さらに、上記圧力を取得する手段は、上記記録ヘッドによって印刷する画像によって記録ヘッドから吐出するインク量を計算するインク量計算手段と、このインク量計算手段が計算したインク量かに基づいてインク液室内の圧力を計算する手段を有する。したがって、上記実施例は、極めて安価な手段によって高デューティ画像の高速印刷時の吐出量変動を防止することができる。
上記実施例は、インクジェット記録方式を用いた記録装置は、プリンタである。
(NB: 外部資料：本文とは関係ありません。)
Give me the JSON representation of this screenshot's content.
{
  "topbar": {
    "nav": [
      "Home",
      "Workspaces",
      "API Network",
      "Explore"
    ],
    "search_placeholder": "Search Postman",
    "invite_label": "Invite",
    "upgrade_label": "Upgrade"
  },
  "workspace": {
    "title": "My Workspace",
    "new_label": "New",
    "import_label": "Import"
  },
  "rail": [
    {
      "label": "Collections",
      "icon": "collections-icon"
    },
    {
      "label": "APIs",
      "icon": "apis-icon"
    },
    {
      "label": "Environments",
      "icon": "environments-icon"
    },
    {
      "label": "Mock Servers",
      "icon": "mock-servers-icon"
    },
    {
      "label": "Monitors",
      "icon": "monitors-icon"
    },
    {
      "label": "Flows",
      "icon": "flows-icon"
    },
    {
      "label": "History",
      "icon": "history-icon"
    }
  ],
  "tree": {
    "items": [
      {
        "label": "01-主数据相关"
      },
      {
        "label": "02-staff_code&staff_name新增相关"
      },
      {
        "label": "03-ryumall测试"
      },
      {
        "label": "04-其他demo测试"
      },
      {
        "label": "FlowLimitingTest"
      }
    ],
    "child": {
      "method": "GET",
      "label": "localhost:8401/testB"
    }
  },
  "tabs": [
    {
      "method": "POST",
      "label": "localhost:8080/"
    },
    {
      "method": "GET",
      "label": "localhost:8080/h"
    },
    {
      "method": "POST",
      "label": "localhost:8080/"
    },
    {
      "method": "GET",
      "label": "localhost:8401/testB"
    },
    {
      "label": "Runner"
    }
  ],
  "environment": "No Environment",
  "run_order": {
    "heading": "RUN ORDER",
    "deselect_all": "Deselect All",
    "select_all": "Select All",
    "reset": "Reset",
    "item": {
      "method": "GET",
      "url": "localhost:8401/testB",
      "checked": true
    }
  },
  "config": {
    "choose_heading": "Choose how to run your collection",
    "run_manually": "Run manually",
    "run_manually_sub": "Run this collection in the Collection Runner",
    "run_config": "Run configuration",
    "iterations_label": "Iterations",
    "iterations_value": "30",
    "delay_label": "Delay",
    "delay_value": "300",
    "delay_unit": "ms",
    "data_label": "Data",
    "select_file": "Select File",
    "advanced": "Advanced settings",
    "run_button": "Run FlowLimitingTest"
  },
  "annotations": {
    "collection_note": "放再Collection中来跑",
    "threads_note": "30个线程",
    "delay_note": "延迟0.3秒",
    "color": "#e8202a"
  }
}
しかし、プリンタ以外の記録装置に、上記実施例を適用することができる。
本発明の実施例1であるインクジェット記録装置PR1におけるインク供給システムを示す模式図である。 バブルジェット(登録商標)方式のサイドシュータ型である記録ヘッドHを示す図である。 記録ヘッドHを示す分解図である。 記録素子ユニットH001の分解図である。 記録ヘッド内圧力と吐出量との関係を示す図である。 用紙全面に均一な高デューティ画像を連続で印刷した場合に、チューブ60とチューブ20とを流れる合計のインク流量と、記録ヘッド内圧力と、吐出量とを示す図である。 圧力検出手段70が検出した記録ヘッド内圧力と、駆動パルスNoとが対応付けられている図である。 記録ヘッド内圧力の変化を示す図である。 本発明の実施例2であるインクジェット記録装置PR2を示す図である。 印刷前の記録ヘッドの温度と記録ヘッド内の圧力とに対応する駆動パルスを示す図である。 記録ヘッドに印加するヒートパルスのタイムチャートである。 従来のインクジェット記録装置PR11の概略構成の断面図である。 インクジェット記録装置PR11の制御構成を示すブロック図である。 吐出量(Vd)を一定に保つために、ヘッド温度に対するパルス幅を示すテーブルの図である。 従来例のインクジェット記録装置PR11において、実際の駆動パルスNoに対応するパルス波形を示す図である。
符号の説明
PR1…インクジェット記録装置、
10…インクタンク、
11…大気連通孔、
20…チューブ、
30…ポンプ、
H…記録ヘッド、
50…ノズル面、
60…チューブ、
70…圧力検出手段、
PR2…インクジェット記録装置、
81、82…流量検出手段、
83…弁。

Claims (6)

  1. 記録ヘッドに駆動パルスを印加することによって、ノズルからインクを吐出するインクジェット記録装置において、
    上記記録ヘッドのインク液室内の圧力を取得する圧力取得手段と;
    上記圧力取得手段が取得した圧力情報に基づいて、目標液滴量に応じた液滴量を吐出させるための駆動パルスを選択する手段と;
    上記記録ヘッドに印加する駆動パルスを、上記選択した駆動パルスに切り替える駆動パルス切り替え手段と;
    を有することを特徴とするインクジェット記録装置。
  2. 記録ヘッドに駆動パルスを印加することによって、ノズルからインクを吐出するインクジェット記録装置において、
    上記記録ヘッドのノズル近傍の温度を取得する温度取得手段と;
    上記記録ヘッドのインク液室内の圧力を取得する圧力取得手段と;
    上記温度取得手段が取得した温度情報と、上記圧力取得手段が取得した圧力情報とに基づいて、目標液滴量に応じた液滴量を吐出させるための駆動パルスを選択する手段と;
    上記記録ヘッドに印加する駆動パルスを、上記選択した駆動パルスに切り替える駆動パルス切り替え手段と;
    を有することを特徴とするインクジェット記録装置。
  3. 請求項1または請求項2において、
    上記記録ヘッドへインクを供給するインク供給路を有し、
    上記圧力取得手段は、
    上記インク供給路のインク流量を検出する手段と;
    上記インク流量検出手段が検出したインク流量に基づいて、インク液室内の圧力を計算する手段と;
    を有する手段であることを特徴とするインクジェット記録装置。
  4. 請求項1または請求項2において、
    上記圧力取得手段は、
    上記記録ヘッドで印刷する画像に基づいて、記録ヘッドが吐出するインク量を計算するインク量計算手段と;
    上記インク量計算手段が計算したインク量に基づいて、インク液室内の圧力を計算する手段と;
    を有する手段であることを特徴とするインクジェット記録装置。
  5. 記録ヘッドに駆動パルスを印加することによって、ノズルからインクを吐出するインクジェット記録装置の制御方法において、
    上記記録ヘッドのインク液室内の圧力を取得する圧力取得工程と;
    上記圧力取得工程が取得した圧力情報に基づいて、目標液滴量に応じた液滴量を吐出させるための駆動パルスを選択する工程と;
    上記記録ヘッドに印加する駆動パルスを、上記選択した駆動パルスに切り替える駆動パルス切り替え工程と;
    を有することを特徴とするインクジェット記録装置の制御方法。
  6. 記録ヘッドに駆動パルスを印加することによって、ノズルからインクを吐出するインクジェット記録装置の制御方法において、
    上記記録ヘッドのノズル近傍の温度を取得する温度取得工程と;
    上記記録ヘッドのインク液室内の圧力を取得する圧力取得工程と;
    上記温度取得工程で取得された温度情報と、上記圧力取得工程で取得された圧力情報とに基づいて、目標液滴量に応じた液滴量を吐出させるための駆動パルスを選択する工程と;
    上記記録ヘッドに印加する駆動パルスを、上記選択した駆動パルスに切り替える駆動パルス切り替え工程と;
    を有することを特徴とするインクジェット記録装置の制御方法。